Transparency and accountability
We work hard in order to not just meet, but wherever possible exceed, legal standards and research guidelines for the husbandry, care and use of animals.
Research involving regulated procedures is licensed and strictly regulated by the Home Office under the Animals (Scientific Procedures) Act 1986, and the University and its researchers are subject to inspection by the Home Office who examine all aspects of animal research, care and welfare.
There are three levels of licensing that are required before any regulated work is performed:
- The place (establishment licence)
- The project (project licence)
- The person (personal licence)
We are committed to following animal research guidelines developed by learned societies and organisations (for example IAT, LASA, LAVA), exceeding legal standards of care (ASPA 1986) and fostering a culture of care among our staff and researchers who work with animals.
We work hard in order to not just meet, but wherever possible exceed, legal standards and research guidelines for the husbandry, care and use of animals. The care of animals is in the hands of trained, experienced and dedicated staff.
The University of Sheffield is a signatory to the Concordat on Openness in Animal Research.
Signed by 127 higher education institutions, bio-industry companies, charities and research councils, this pledges transparency and public engagement on research involving animals. The Concordat informs our standards and governance.

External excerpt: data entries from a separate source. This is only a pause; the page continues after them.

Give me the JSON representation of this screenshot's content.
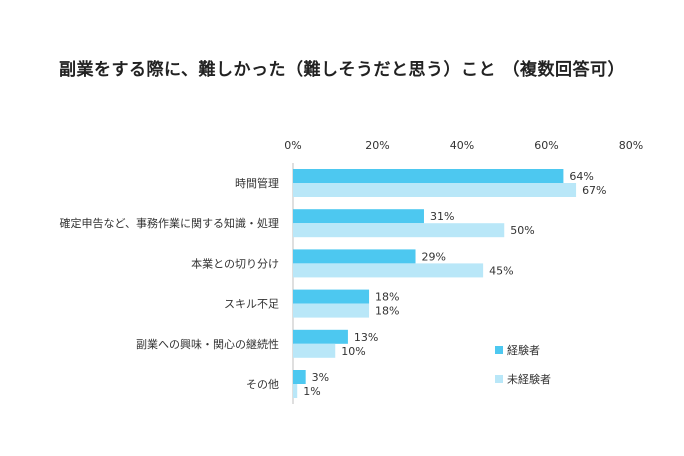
{
  "chart_data": {
    "type": "bar",
    "orientation": "horizontal",
    "title": "副業をする際に、難しかった（難しそうだと思う）こと （複数回答可）",
    "xlim": [
      0,
      80
    ],
    "x_ticks": [
      "0%",
      "20%",
      "40%",
      "60%",
      "80%"
    ],
    "x_tick_values": [
      0,
      20,
      40,
      60,
      80
    ],
    "categories": [
      "時間管理",
      "確定申告など、事務作業に関する知識・処理",
      "本業との切り分け",
      "スキル不足",
      "副業への興味・関心の継続性",
      "その他"
    ],
    "series": [
      {
        "name": "経験者",
        "color": "#4DC8F0",
        "values": [
          64,
          31,
          29,
          18,
          13,
          3
        ],
        "labels": [
          "64%",
          "31%",
          "29%",
          "18%",
          "13%",
          "3%"
        ]
      },
      {
        "name": "未経験者",
        "color": "#B9E7F8",
        "values": [
          67,
          50,
          45,
          18,
          10,
          1
        ],
        "labels": [
          "67%",
          "50%",
          "45%",
          "18%",
          "10%",
          "1%"
        ]
      }
    ],
    "grid": false,
    "legend_position": "bottom-right"
  }
}
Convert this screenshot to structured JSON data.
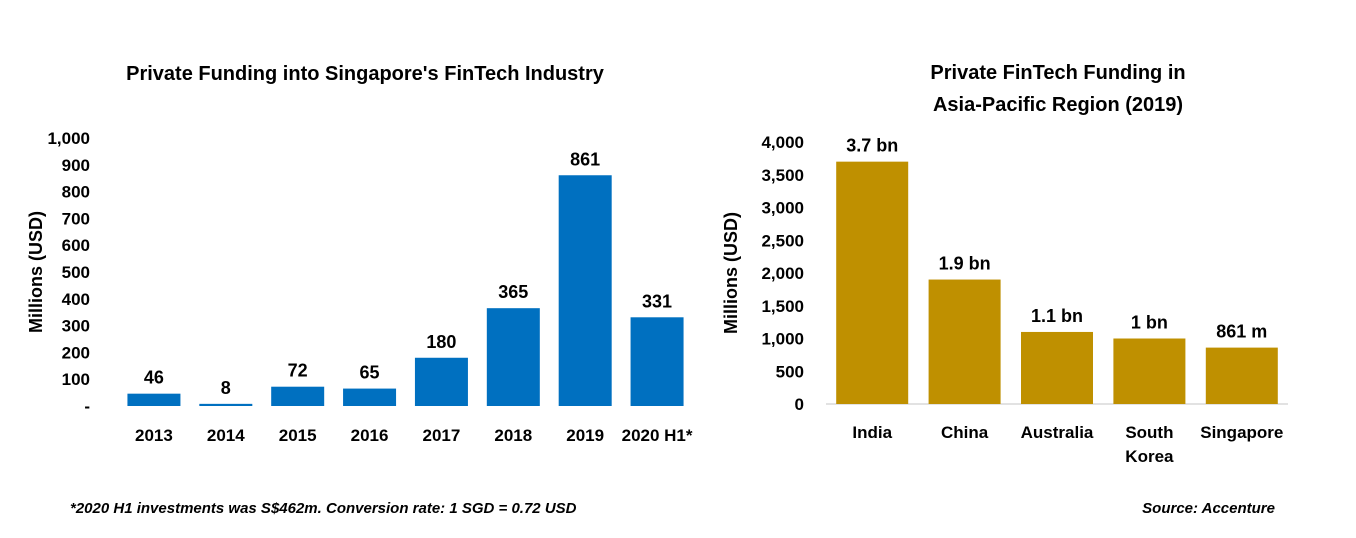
{
  "chart_data": [
    {
      "type": "bar",
      "title": "Private Funding into Singapore's FinTech Industry",
      "ylabel": "Millions (USD)",
      "xlabel": "",
      "categories": [
        "2013",
        "2014",
        "2015",
        "2016",
        "2017",
        "2018",
        "2019",
        "2020 H1*"
      ],
      "values": [
        46,
        8,
        72,
        65,
        180,
        365,
        861,
        331
      ],
      "data_labels": [
        "46",
        "8",
        "72",
        "65",
        "180",
        "365",
        "861",
        "331"
      ],
      "ylim": [
        0,
        1000
      ],
      "yticks": [
        {
          "value": 0,
          "label": "-"
        },
        {
          "value": 100,
          "label": "100"
        },
        {
          "value": 200,
          "label": "200"
        },
        {
          "value": 300,
          "label": "300"
        },
        {
          "value": 400,
          "label": "400"
        },
        {
          "value": 500,
          "label": "500"
        },
        {
          "value": 600,
          "label": "600"
        },
        {
          "value": 700,
          "label": "700"
        },
        {
          "value": 800,
          "label": "800"
        },
        {
          "value": 900,
          "label": "900"
        },
        {
          "value": 1000,
          "label": "1,000"
        }
      ],
      "color": "#0070C0",
      "grid": false
    },
    {
      "type": "bar",
      "title": "Private FinTech Funding in Asia-Pacific Region (2019)",
      "title_lines": [
        "Private FinTech Funding in",
        "Asia-Pacific Region (2019)"
      ],
      "ylabel": "Millions (USD)",
      "xlabel": "",
      "categories": [
        "India",
        "China",
        "Australia",
        "South Korea",
        "Singapore"
      ],
      "category_lines": [
        [
          "India"
        ],
        [
          "China"
        ],
        [
          "Australia"
        ],
        [
          "South",
          "Korea"
        ],
        [
          "Singapore"
        ]
      ],
      "values": [
        3700,
        1900,
        1100,
        1000,
        861
      ],
      "data_labels": [
        "3.7 bn",
        "1.9 bn",
        "1.1 bn",
        "1 bn",
        "861 m"
      ],
      "ylim": [
        0,
        4000
      ],
      "yticks": [
        {
          "value": 0,
          "label": "0"
        },
        {
          "value": 500,
          "label": "500"
        },
        {
          "value": 1000,
          "label": "1,000"
        },
        {
          "value": 1500,
          "label": "1,500"
        },
        {
          "value": 2000,
          "label": "2,000"
        },
        {
          "value": 2500,
          "label": "2,500"
        },
        {
          "value": 3000,
          "label": "3,000"
        },
        {
          "value": 3500,
          "label": "3,500"
        },
        {
          "value": 4000,
          "label": "4,000"
        }
      ],
      "color": "#BF9000",
      "grid": false
    }
  ],
  "footnotes": {
    "left": "*2020 H1 investments was S$462m. Conversion rate: 1 SGD = 0.72 USD",
    "right": "Source: Accenture"
  }
}
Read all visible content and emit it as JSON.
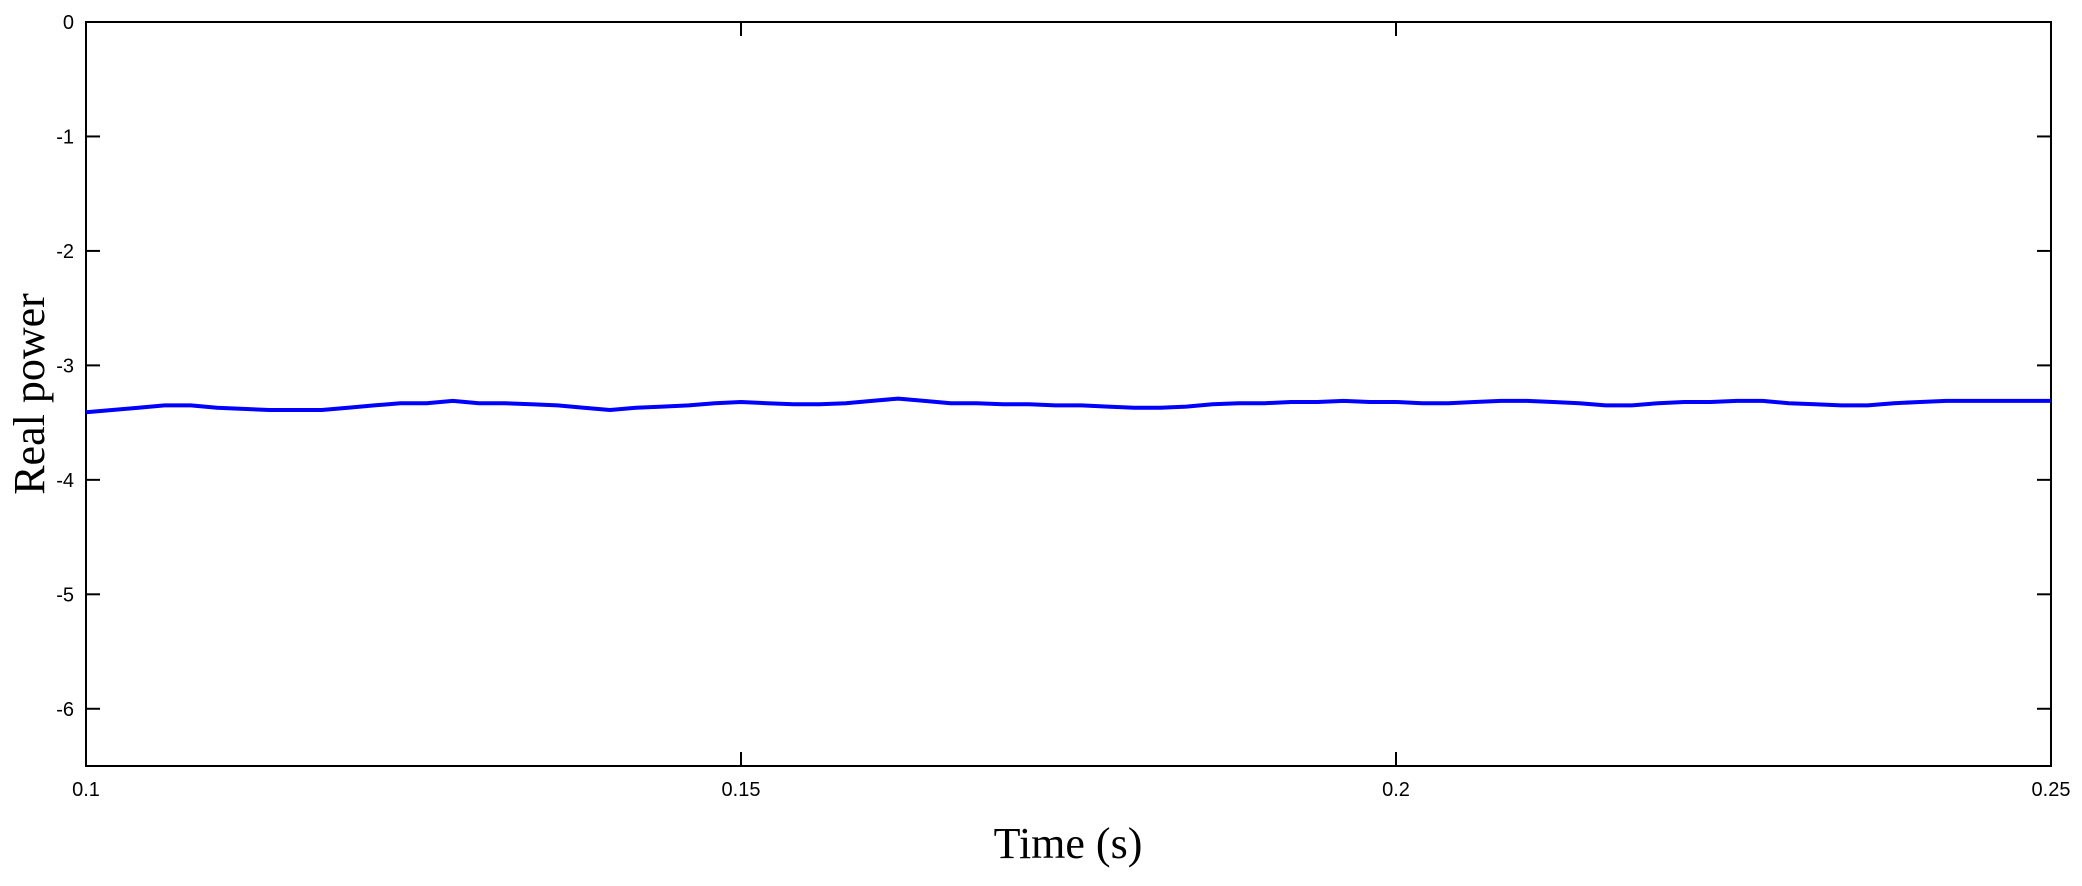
{
  "chart_data": {
    "type": "line",
    "xlabel": "Time (s)",
    "ylabel": "Real power",
    "xlim": [
      0.1,
      0.25
    ],
    "ylim": [
      -6.5,
      0
    ],
    "xticks": [
      0.1,
      0.15,
      0.2,
      0.25
    ],
    "xtick_labels": [
      "0.1",
      "0.15",
      "0.2",
      "0.25"
    ],
    "yticks": [
      0,
      -1,
      -2,
      -3,
      -4,
      -5,
      -6
    ],
    "ytick_labels": [
      "0",
      "-1",
      "-2",
      "-3",
      "-4",
      "-5",
      "-6"
    ],
    "grid": false,
    "series": [
      {
        "color": "#0000ff",
        "x": [
          0.1,
          0.102,
          0.104,
          0.106,
          0.108,
          0.11,
          0.112,
          0.114,
          0.116,
          0.118,
          0.12,
          0.122,
          0.124,
          0.126,
          0.128,
          0.13,
          0.132,
          0.134,
          0.136,
          0.138,
          0.14,
          0.142,
          0.144,
          0.146,
          0.148,
          0.15,
          0.152,
          0.154,
          0.156,
          0.158,
          0.16,
          0.162,
          0.164,
          0.166,
          0.168,
          0.17,
          0.172,
          0.174,
          0.176,
          0.178,
          0.18,
          0.182,
          0.184,
          0.186,
          0.188,
          0.19,
          0.192,
          0.194,
          0.196,
          0.198,
          0.2,
          0.202,
          0.204,
          0.206,
          0.208,
          0.21,
          0.212,
          0.214,
          0.216,
          0.218,
          0.22,
          0.222,
          0.224,
          0.226,
          0.228,
          0.23,
          0.232,
          0.234,
          0.236,
          0.238,
          0.24,
          0.242,
          0.244,
          0.246,
          0.248,
          0.25
        ],
        "y": [
          -3.41,
          -3.39,
          -3.37,
          -3.35,
          -3.35,
          -3.37,
          -3.38,
          -3.39,
          -3.39,
          -3.39,
          -3.37,
          -3.35,
          -3.33,
          -3.33,
          -3.31,
          -3.33,
          -3.33,
          -3.34,
          -3.35,
          -3.37,
          -3.39,
          -3.37,
          -3.36,
          -3.35,
          -3.33,
          -3.32,
          -3.33,
          -3.34,
          -3.34,
          -3.33,
          -3.31,
          -3.29,
          -3.31,
          -3.33,
          -3.33,
          -3.34,
          -3.34,
          -3.35,
          -3.35,
          -3.36,
          -3.37,
          -3.37,
          -3.36,
          -3.34,
          -3.33,
          -3.33,
          -3.32,
          -3.32,
          -3.31,
          -3.32,
          -3.32,
          -3.33,
          -3.33,
          -3.32,
          -3.31,
          -3.31,
          -3.32,
          -3.33,
          -3.35,
          -3.35,
          -3.33,
          -3.32,
          -3.32,
          -3.31,
          -3.31,
          -3.33,
          -3.34,
          -3.35,
          -3.35,
          -3.33,
          -3.32,
          -3.31,
          -3.31,
          -3.31,
          -3.31,
          -3.31
        ]
      }
    ]
  }
}
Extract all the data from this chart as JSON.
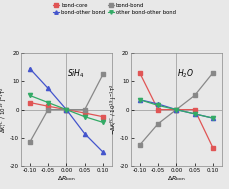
{
  "SiH4": {
    "x": [
      -0.1,
      -0.05,
      0.0,
      0.05,
      0.1
    ],
    "bond_core": [
      2.5,
      1.2,
      0.0,
      -1.2,
      -2.5
    ],
    "bond_bond": [
      -11.5,
      0.0,
      0.0,
      0.0,
      12.5
    ],
    "bond_other_bond": [
      14.5,
      7.5,
      0.0,
      -8.5,
      -15.0
    ],
    "other_bond_other_bond": [
      5.0,
      2.5,
      0.0,
      -2.5,
      -4.5
    ],
    "label": "SiH$_4$"
  },
  "H2O": {
    "x": [
      -0.1,
      -0.05,
      0.0,
      0.05,
      0.1
    ],
    "bond_core": [
      13.0,
      0.0,
      0.0,
      0.0,
      -13.5
    ],
    "bond_bond": [
      -12.5,
      -5.0,
      0.0,
      5.0,
      13.0
    ],
    "bond_other_bond": [
      3.5,
      2.0,
      0.0,
      -1.5,
      -3.0
    ],
    "other_bond_other_bond": [
      3.5,
      1.5,
      0.0,
      -1.5,
      -3.0
    ],
    "label": "H$_2$O"
  },
  "colors": {
    "bond_core": "#e05555",
    "bond_bond": "#888888",
    "bond_other_bond": "#4455cc",
    "other_bond_other_bond": "#33aa66"
  },
  "ylim": [
    -20,
    20
  ],
  "xlim": [
    -0.125,
    0.125
  ],
  "xticks": [
    -0.1,
    -0.05,
    0.0,
    0.05,
    0.1
  ],
  "yticks": [
    -20,
    -10,
    0,
    10,
    20
  ],
  "background_color": "#e8e8e8"
}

All of our research is underpinned by the guiding principles of the 3Rs, Replacement, Reduction and Refinement, see the National Centre for the Replacement, Refinement and Reduction of Animals in Research (NC3Rs). Our scientists are dedicated to replacing the use of animals with alternative techniques, avoiding the use of animals altogether; reducing the number of animals used to a minimum by carefully designing experiments that yield statistically robust data; and refining procedure to minimise any pain, suffering, distress or lasting harm to the animals under study. When an alternative method is available, the University is legally required to use it, ensuring that animals are only used in research when absolutely necessary.
As an organisation we fully support and endorse the Animal Research: Reporting of In Vivo Experiments guidelines, developed to improve the design, analysis and reporting of animal research.